Sunday, September 10, 2006

abusing the rarely used "state secrets" doctrine

* dr elsewhere:
"Plame’s position and role at the CIA always struck me as non-coincidental when it came to Cheney’s decision to use her to put the scare in her husband. In fact, not only did the OVP spin of a boondoggle always seem just way too lame for any real neurons to entertain, but Wilson’s focus on himself and his own role and importance always felt …a bit like a forced understatement of the whole case.

Put another way, the notion that the OVP and WH would go to such an extreme to get a former diplomat to shut his trap did not pass the logic test, even for the Bush Bozos.

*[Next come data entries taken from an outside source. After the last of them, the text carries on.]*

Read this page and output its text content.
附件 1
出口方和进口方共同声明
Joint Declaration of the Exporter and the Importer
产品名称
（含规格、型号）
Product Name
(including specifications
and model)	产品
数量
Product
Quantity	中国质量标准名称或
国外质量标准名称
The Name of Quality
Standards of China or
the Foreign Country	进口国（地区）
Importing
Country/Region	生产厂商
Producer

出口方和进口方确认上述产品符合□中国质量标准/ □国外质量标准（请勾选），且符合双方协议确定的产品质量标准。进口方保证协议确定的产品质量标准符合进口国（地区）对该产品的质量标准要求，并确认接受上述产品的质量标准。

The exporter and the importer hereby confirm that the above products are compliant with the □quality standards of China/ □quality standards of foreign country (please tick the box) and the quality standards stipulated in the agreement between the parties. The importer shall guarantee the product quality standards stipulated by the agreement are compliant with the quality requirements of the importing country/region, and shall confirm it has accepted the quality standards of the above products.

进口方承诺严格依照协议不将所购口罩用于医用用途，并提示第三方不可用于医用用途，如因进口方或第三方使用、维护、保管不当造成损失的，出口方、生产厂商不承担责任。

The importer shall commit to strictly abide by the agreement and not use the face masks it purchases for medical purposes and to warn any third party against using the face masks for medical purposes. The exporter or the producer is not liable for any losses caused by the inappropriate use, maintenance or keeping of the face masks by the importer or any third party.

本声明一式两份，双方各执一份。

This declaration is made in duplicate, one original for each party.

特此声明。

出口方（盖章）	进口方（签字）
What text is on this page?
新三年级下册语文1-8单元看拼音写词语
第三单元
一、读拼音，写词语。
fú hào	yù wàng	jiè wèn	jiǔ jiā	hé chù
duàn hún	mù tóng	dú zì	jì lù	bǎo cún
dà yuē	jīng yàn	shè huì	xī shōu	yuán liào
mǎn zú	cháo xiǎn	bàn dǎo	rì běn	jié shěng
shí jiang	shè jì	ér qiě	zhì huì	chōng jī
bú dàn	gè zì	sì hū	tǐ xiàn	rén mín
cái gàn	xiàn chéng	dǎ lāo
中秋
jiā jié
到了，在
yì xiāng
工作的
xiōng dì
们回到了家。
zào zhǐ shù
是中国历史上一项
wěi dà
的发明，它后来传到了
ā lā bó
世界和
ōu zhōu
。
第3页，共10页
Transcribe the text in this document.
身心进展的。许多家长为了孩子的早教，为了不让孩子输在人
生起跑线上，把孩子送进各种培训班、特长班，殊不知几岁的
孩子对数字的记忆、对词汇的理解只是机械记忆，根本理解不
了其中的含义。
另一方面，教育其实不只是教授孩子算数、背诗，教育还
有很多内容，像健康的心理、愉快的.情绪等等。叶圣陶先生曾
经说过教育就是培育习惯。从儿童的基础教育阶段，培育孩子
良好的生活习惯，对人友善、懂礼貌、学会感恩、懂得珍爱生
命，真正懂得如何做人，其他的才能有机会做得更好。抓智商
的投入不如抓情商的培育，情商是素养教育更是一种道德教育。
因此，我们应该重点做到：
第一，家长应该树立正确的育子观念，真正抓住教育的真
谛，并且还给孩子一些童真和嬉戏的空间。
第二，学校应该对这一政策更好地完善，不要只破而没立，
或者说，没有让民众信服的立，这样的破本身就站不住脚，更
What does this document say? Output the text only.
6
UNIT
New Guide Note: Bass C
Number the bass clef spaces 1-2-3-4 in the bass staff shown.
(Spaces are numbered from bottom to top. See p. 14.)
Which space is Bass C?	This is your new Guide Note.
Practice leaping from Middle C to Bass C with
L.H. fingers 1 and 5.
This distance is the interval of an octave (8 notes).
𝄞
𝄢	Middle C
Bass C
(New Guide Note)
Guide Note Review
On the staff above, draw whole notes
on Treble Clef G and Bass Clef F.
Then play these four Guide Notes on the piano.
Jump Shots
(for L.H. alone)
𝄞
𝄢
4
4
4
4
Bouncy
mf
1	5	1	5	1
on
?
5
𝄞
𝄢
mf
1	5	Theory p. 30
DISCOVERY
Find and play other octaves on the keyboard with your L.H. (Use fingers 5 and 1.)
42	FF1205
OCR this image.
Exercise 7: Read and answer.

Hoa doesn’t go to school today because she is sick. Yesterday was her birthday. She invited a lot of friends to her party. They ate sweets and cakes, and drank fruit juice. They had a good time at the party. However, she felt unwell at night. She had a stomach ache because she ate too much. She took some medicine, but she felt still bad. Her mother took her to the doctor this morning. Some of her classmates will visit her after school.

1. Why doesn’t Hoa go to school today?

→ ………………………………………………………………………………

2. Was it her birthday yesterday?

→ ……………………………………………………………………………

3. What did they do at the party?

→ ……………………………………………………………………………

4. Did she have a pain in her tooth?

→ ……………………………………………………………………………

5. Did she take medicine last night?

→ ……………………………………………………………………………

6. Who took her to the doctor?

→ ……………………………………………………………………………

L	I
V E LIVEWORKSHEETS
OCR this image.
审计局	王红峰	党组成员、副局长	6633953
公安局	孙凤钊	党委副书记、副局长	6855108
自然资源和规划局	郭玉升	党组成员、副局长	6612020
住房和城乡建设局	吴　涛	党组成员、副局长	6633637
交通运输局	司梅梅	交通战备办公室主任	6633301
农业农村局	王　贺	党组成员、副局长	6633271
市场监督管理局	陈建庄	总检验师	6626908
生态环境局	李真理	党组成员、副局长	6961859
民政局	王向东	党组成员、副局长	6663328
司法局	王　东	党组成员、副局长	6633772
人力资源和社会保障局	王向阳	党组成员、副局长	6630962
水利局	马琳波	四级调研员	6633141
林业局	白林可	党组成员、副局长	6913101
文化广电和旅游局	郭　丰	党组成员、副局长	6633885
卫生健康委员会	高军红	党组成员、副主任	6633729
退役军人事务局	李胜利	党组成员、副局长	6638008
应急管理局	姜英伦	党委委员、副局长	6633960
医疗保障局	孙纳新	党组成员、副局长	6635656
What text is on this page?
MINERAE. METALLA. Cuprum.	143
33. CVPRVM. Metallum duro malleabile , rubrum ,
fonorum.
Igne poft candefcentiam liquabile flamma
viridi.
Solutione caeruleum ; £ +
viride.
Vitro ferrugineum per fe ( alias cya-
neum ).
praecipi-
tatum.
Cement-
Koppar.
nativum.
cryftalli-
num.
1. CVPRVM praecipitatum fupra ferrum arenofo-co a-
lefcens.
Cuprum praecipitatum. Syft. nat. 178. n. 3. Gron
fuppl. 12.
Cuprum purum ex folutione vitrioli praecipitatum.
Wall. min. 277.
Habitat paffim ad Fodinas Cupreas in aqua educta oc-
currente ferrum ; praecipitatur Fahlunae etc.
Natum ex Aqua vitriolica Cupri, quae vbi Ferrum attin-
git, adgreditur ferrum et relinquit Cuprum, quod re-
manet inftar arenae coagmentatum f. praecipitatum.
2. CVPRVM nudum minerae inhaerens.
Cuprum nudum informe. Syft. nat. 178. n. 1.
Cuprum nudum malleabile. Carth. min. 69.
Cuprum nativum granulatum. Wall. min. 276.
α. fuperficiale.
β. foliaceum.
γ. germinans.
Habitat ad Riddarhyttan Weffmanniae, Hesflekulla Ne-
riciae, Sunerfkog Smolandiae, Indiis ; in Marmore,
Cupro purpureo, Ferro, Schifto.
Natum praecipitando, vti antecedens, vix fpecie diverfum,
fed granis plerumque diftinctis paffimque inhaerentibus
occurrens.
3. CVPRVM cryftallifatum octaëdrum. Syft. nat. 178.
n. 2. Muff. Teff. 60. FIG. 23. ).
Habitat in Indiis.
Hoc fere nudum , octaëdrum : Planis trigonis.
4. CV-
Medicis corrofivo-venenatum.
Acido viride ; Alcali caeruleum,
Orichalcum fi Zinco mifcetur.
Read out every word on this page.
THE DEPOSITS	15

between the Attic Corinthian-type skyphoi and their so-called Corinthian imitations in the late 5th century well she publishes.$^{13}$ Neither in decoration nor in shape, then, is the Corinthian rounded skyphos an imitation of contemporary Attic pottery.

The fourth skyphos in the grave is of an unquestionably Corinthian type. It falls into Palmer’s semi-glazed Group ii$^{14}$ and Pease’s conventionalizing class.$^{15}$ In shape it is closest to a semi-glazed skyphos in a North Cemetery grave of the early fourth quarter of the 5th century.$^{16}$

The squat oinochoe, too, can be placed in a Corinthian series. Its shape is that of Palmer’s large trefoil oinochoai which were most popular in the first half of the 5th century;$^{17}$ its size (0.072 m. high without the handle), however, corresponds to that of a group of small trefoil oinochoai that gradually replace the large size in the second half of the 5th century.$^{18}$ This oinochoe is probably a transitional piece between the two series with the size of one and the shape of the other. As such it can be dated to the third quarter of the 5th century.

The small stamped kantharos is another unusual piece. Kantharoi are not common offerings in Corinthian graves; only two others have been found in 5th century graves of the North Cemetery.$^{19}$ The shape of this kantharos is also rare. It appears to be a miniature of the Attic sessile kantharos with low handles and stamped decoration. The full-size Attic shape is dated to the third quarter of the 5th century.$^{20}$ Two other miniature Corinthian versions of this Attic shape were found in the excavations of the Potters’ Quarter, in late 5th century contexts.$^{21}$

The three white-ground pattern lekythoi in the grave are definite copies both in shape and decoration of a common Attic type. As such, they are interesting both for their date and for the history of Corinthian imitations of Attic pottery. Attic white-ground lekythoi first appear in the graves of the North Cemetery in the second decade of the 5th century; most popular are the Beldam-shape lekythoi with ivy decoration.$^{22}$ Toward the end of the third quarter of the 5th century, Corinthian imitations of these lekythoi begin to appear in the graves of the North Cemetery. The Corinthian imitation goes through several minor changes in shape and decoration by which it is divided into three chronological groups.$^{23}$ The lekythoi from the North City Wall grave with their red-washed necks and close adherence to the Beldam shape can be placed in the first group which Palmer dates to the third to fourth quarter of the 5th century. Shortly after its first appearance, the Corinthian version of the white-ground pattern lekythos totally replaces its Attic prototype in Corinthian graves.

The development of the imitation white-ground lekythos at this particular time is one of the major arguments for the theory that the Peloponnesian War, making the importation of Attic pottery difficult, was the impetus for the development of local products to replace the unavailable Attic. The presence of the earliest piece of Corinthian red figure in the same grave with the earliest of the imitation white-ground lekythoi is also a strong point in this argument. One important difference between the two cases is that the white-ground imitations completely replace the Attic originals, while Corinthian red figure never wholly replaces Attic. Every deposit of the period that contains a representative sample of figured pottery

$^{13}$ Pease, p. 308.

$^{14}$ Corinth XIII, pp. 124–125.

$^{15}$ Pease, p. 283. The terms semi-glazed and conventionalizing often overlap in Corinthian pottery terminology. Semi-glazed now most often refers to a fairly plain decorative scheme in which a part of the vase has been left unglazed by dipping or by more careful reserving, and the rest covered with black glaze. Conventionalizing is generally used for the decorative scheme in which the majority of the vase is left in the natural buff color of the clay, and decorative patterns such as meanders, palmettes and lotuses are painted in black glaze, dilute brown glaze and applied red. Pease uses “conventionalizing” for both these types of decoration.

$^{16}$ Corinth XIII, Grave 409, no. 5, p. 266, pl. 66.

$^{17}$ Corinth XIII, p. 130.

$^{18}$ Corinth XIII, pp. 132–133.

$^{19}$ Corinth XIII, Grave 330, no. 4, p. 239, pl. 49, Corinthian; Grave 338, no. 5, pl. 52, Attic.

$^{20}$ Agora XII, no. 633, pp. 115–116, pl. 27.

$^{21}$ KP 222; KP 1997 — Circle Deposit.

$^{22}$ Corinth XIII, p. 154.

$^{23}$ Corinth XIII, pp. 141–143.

The fact that Wilson’s wife actually worked there raised my radar from the get-go that there had to be something about her role, her position, her official activities, that made them extra nervous about her hubby’s sniffin’ around the truth. It was the combo punch; Wilson alone didn’t quite cut it as an annoyance worthy of risking the breaking of a law. Even Plame as generic NOC didn’t get the radar rotating. There has always been this suspicion that she had something to do specifically with their war plans, either Iraq or Iran or both. Seemed to me, anyway.
It is easy to understand why Wilson focused attention on himself instead of his wife’s role; to do otherwise would have played right into the crime. Consider the restraint and remarkable care he has had to muster and maintain on an ongoing basis in order to step cautiously but honestly away from including her specific CIA role in all this. That, my friends, is the stuff true diplomacy is made of."

* glenn:
"A federal judge in Oregon yesterday became the third consecutive judge (after Judge Walker in the Northern District of California and Judge Taylor in the Eastern District of Michigan) to reject the Bush administration's claim that national security concerns (i.e., the "state secrets" doctrine) bar courts from ruling on the legality of the NSA warrantless eavesdropping program.
This decision is remarkable in several respects. And it is the latest example of a clear, extraordinary and extremely encouraging trend where the federal judiciary is finally re-asserting its role in imposing checks and limits on the Bush administration by compelling the administration to abide by the law.
Before the Bush administration began abusing what was the rarely used "state secrets" doctrine, it was virtually automatic for courts to defer to the President's claim that national security precluded judicial examination of certain issues. But yesterday's ruling follows in the footsteps of the decisions by Judge Walker and Judge Taylor, and constitutes a clear sign that the federal courts no longer have sufficient trust in the Bush administration's use of this doctrine and will, consequently, subject it to scrutiny rather than just blindly accepting it as courts have done in the past."